I've lived in Sheffield for all of my 19 years and 10 months. I can't imagine being anywhere else. I don't want to imagine being anywhere else. The Steel City is as much a part of my identity as my eye colour or my fingerprint, and I'm fiercely protective of it. Not in the way Batman protects Gotham, or Daredevil protects Hell's Kitchen, but with a solicitous obsession underpinned with heedful optimism. Be it through articles, word of mouth or pictures, I show my respect to Sheffield as the city that nurtured me like Mowgli was raised by the jungle (ish). I'm pretty certain I have a concoction of Henderson's Relish and Yorkshire Tea streaming through my veins. I love Sheffield because Sheffield loves me.
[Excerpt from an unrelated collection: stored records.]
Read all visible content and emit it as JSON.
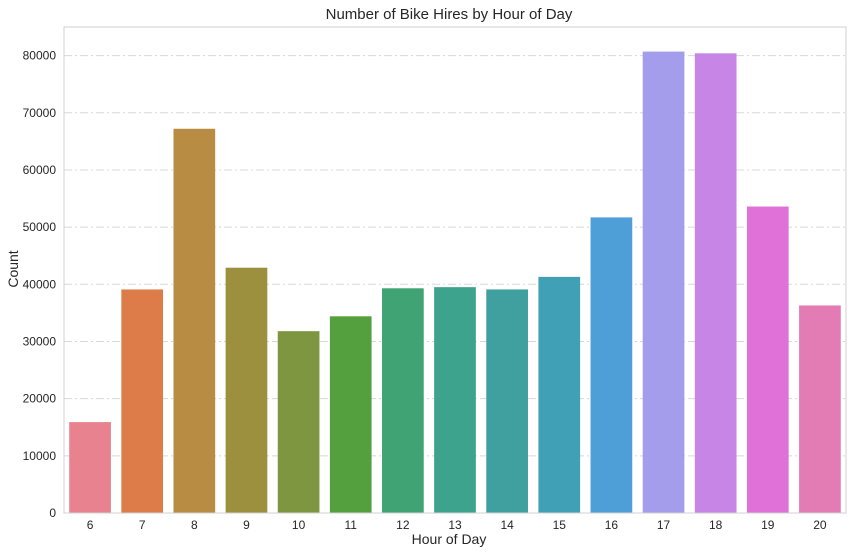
{
  "chart_data": {
    "type": "bar",
    "title": "Number of Bike Hires by Hour of Day",
    "xlabel": "Hour of Day",
    "ylabel": "Count",
    "categories": [
      "6",
      "7",
      "8",
      "9",
      "10",
      "11",
      "12",
      "13",
      "14",
      "15",
      "16",
      "17",
      "18",
      "19",
      "20"
    ],
    "values": [
      15900,
      39100,
      67200,
      42900,
      31800,
      34400,
      39300,
      39500,
      39100,
      41300,
      51700,
      80700,
      80400,
      53600,
      36300
    ],
    "colors": [
      "#e8828e",
      "#dd7c48",
      "#b88c42",
      "#9c903f",
      "#7e963f",
      "#54a03e",
      "#3fa373",
      "#3ea38c",
      "#3fa09f",
      "#40a0b6",
      "#4e9fd8",
      "#a39deb",
      "#c786e6",
      "#e071d8",
      "#e37bb4"
    ],
    "ylim": [
      0,
      85000
    ],
    "yticks": [
      0,
      10000,
      20000,
      30000,
      40000,
      50000,
      60000,
      70000,
      80000
    ],
    "grid": true,
    "legend": "none"
  }
}
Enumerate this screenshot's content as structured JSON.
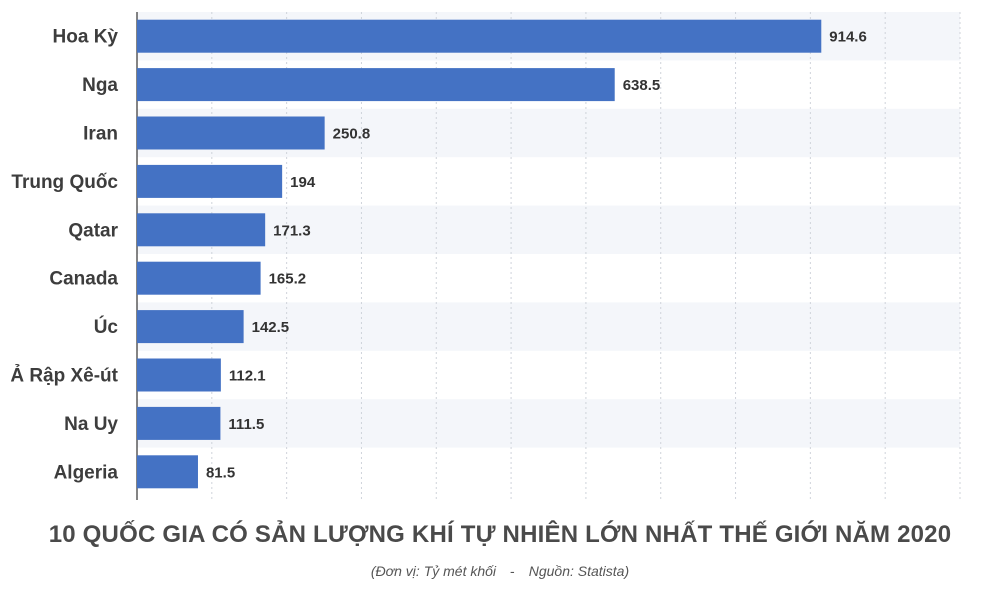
{
  "chart_data": {
    "type": "bar",
    "orientation": "horizontal",
    "categories": [
      "Hoa Kỳ",
      "Nga",
      "Iran",
      "Trung Quốc",
      "Qatar",
      "Canada",
      "Úc",
      "Ả Rập Xê-út",
      "Na Uy",
      "Algeria"
    ],
    "values": [
      914.6,
      638.5,
      250.8,
      194,
      171.3,
      165.2,
      142.5,
      112.1,
      111.5,
      81.5
    ],
    "value_labels": [
      "914.6",
      "638.5",
      "250.8",
      "194",
      "171.3",
      "165.2",
      "142.5",
      "112.1",
      "111.5",
      "81.5"
    ],
    "title": "10 QUỐC GIA CÓ SẢN LƯỢNG KHÍ TỰ NHIÊN LỚN NHẤT THẾ GIỚI NĂM 2020",
    "unit_note": "(Đơn vị: Tỷ mét khối",
    "separator": "-",
    "source_note": "Nguồn: Statista)",
    "xlim": [
      0,
      1100
    ],
    "grid": true,
    "legend": false,
    "bar_color": "#4472c4",
    "alt_row_color": "#f4f6fa"
  }
}
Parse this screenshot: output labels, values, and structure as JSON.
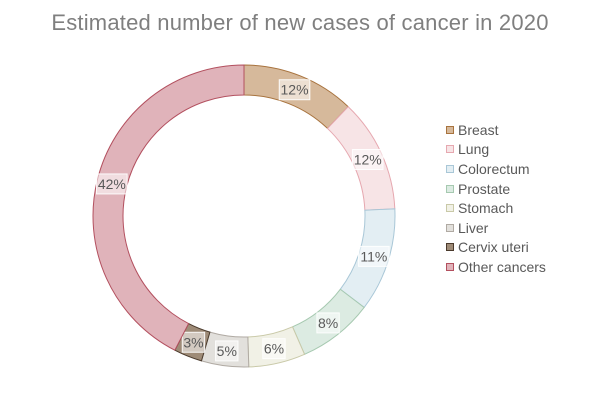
{
  "chart_data": {
    "type": "pie",
    "title": "Estimated number of new cases of cancer in 2020",
    "donut": true,
    "legend_position": "right",
    "categories": [
      "Breast",
      "Lung",
      "Colorectum",
      "Prostate",
      "Stomach",
      "Liver",
      "Cervix uteri",
      "Other cancers"
    ],
    "values": [
      12,
      12,
      11,
      8,
      6,
      5,
      3,
      42
    ],
    "data_labels": [
      "12%",
      "12%",
      "11%",
      "8%",
      "6%",
      "5%",
      "3%",
      "42%"
    ],
    "colors": [
      "#d6b99b",
      "#f7e4e6",
      "#e3eef3",
      "#dcebe2",
      "#f1f1e6",
      "#e2e0dc",
      "#9e8b77",
      "#e0b3ba"
    ],
    "stroke_colors": [
      "#a8733e",
      "#e6a8b0",
      "#a9c7d7",
      "#a6c9b0",
      "#c9c9a8",
      "#b0aaa3",
      "#4a3a2c",
      "#b3505f"
    ]
  }
}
The hefty list of notable Sheffield natives includes music legends such as Joe Cocker, (most of) The Human League, (most of) Pulp, and Arctic Monkeys, the first Briton in space Helen Sharman, sporting champion Jessica Ennis-Hill, and actors Sean Bean, Michael Palin and Dominic West. All showed a deep-seated affection for Sheffield throughout their careers, and many, despite moving to swankier locations such as London or LA, return to visit the city as regularly as possible. A poem written by Jarvis Cocker is etched on the side of a student accommodation block and he has publicly labelled Rare & Racy, a historic bookshop facing demolition, a "global treasure". Alex Turner has a Yorkshire Rose with a 'Sheffield' banner tattooed on his arm, and is usually pictured in local pubs around the time of his birthday and Christmas. Sean Bean donated his Land Rover to raise money for Weston Park Cancer Hospital. In short: the people of Sheffield rejoice in their heritage.
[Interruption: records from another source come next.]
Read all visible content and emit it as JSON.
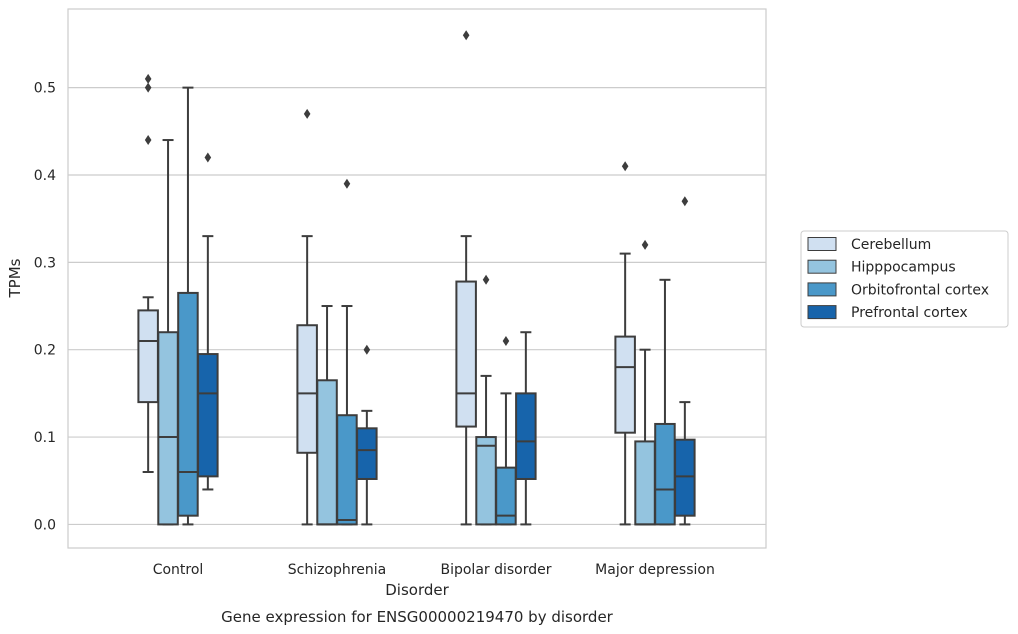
{
  "chart_data": {
    "type": "box",
    "title": "",
    "caption": "Gene expression for ENSG00000219470 by disorder",
    "xlabel": "Disorder",
    "ylabel": "TPMs",
    "ylim": [
      -0.027,
      0.59
    ],
    "yticks": [
      0.0,
      0.1,
      0.2,
      0.3,
      0.4,
      0.5
    ],
    "ytick_labels": [
      "0.0",
      "0.1",
      "0.2",
      "0.3",
      "0.4",
      "0.5"
    ],
    "grid": "horizontal",
    "legend_position": "right",
    "categories": [
      "Control",
      "Schizophrenia",
      "Bipolar disorder",
      "Major depression"
    ],
    "series": [
      {
        "name": "Cerebellum",
        "color": "#d0e0f1",
        "boxes": [
          {
            "whisker_low": 0.06,
            "q1": 0.14,
            "median": 0.21,
            "q3": 0.245,
            "whisker_high": 0.26,
            "outliers": [
              0.44,
              0.5,
              0.51
            ]
          },
          {
            "whisker_low": 0.0,
            "q1": 0.082,
            "median": 0.15,
            "q3": 0.228,
            "whisker_high": 0.33,
            "outliers": [
              0.47
            ]
          },
          {
            "whisker_low": 0.0,
            "q1": 0.112,
            "median": 0.15,
            "q3": 0.278,
            "whisker_high": 0.33,
            "outliers": [
              0.56
            ]
          },
          {
            "whisker_low": 0.0,
            "q1": 0.105,
            "median": 0.18,
            "q3": 0.215,
            "whisker_high": 0.31,
            "outliers": [
              0.41
            ]
          }
        ]
      },
      {
        "name": "Hipppocampus",
        "color": "#94c4df",
        "boxes": [
          {
            "whisker_low": 0.0,
            "q1": 0.0,
            "median": 0.1,
            "q3": 0.22,
            "whisker_high": 0.44,
            "outliers": []
          },
          {
            "whisker_low": 0.0,
            "q1": 0.0,
            "median": 0.0,
            "q3": 0.165,
            "whisker_high": 0.25,
            "outliers": []
          },
          {
            "whisker_low": 0.0,
            "q1": 0.0,
            "median": 0.09,
            "q3": 0.1,
            "whisker_high": 0.17,
            "outliers": [
              0.28
            ]
          },
          {
            "whisker_low": 0.0,
            "q1": 0.0,
            "median": 0.0,
            "q3": 0.095,
            "whisker_high": 0.2,
            "outliers": [
              0.32
            ]
          }
        ]
      },
      {
        "name": "Orbitofrontal cortex",
        "color": "#4a98c9",
        "boxes": [
          {
            "whisker_low": 0.0,
            "q1": 0.01,
            "median": 0.06,
            "q3": 0.265,
            "whisker_high": 0.5,
            "outliers": []
          },
          {
            "whisker_low": 0.0,
            "q1": 0.0,
            "median": 0.005,
            "q3": 0.125,
            "whisker_high": 0.25,
            "outliers": [
              0.39
            ]
          },
          {
            "whisker_low": 0.0,
            "q1": 0.0,
            "median": 0.01,
            "q3": 0.065,
            "whisker_high": 0.15,
            "outliers": [
              0.21
            ]
          },
          {
            "whisker_low": 0.0,
            "q1": 0.0,
            "median": 0.04,
            "q3": 0.115,
            "whisker_high": 0.28,
            "outliers": []
          }
        ]
      },
      {
        "name": "Prefrontal cortex",
        "color": "#1764ab",
        "boxes": [
          {
            "whisker_low": 0.04,
            "q1": 0.055,
            "median": 0.15,
            "q3": 0.195,
            "whisker_high": 0.33,
            "outliers": [
              0.42
            ]
          },
          {
            "whisker_low": 0.0,
            "q1": 0.052,
            "median": 0.085,
            "q3": 0.11,
            "whisker_high": 0.13,
            "outliers": [
              0.2
            ]
          },
          {
            "whisker_low": 0.0,
            "q1": 0.052,
            "median": 0.095,
            "q3": 0.15,
            "whisker_high": 0.22,
            "outliers": []
          },
          {
            "whisker_low": 0.0,
            "q1": 0.01,
            "median": 0.055,
            "q3": 0.097,
            "whisker_high": 0.14,
            "outliers": [
              0.37
            ]
          }
        ]
      }
    ],
    "style": {
      "grid_color": "#cccccc",
      "frame_color": "#cccccc",
      "line_color": "#3d3d3d",
      "text_color": "#262626"
    }
  }
}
Sheffield has undergone mass changes in the last 50 years, many of which only came to fruition at the turn of the century. Some of the most noteworthy developments include: opening of the Millennium Galleries and Winter Gardens in 2001 and 2003, respectively; the closure and subsequent destruction of Don Valley Stadium; the council's immensely unpopular decision to demolish a strip of Devonshire Street shops that survived the Blitz in order to rebuild the site as yet more luxury student accommodation next year; and, most recently, the council sparked further outrage when they disregarded the city's status as the greenest city in the country and began felling hundreds of street trees without consulting the public, and have since been served a High Court injunction preventing them from felling any more. The fiery passion and relentlessness shown by the protesters involved in both the Save Devonshire Street and anti-tree felling campaigns exemplifies my pride for Sheffield - we're the fourth largest city in the UK, but there's a strong 'big village' consensus that binds everyone together, and woe betide those who dare touch our beloved trees.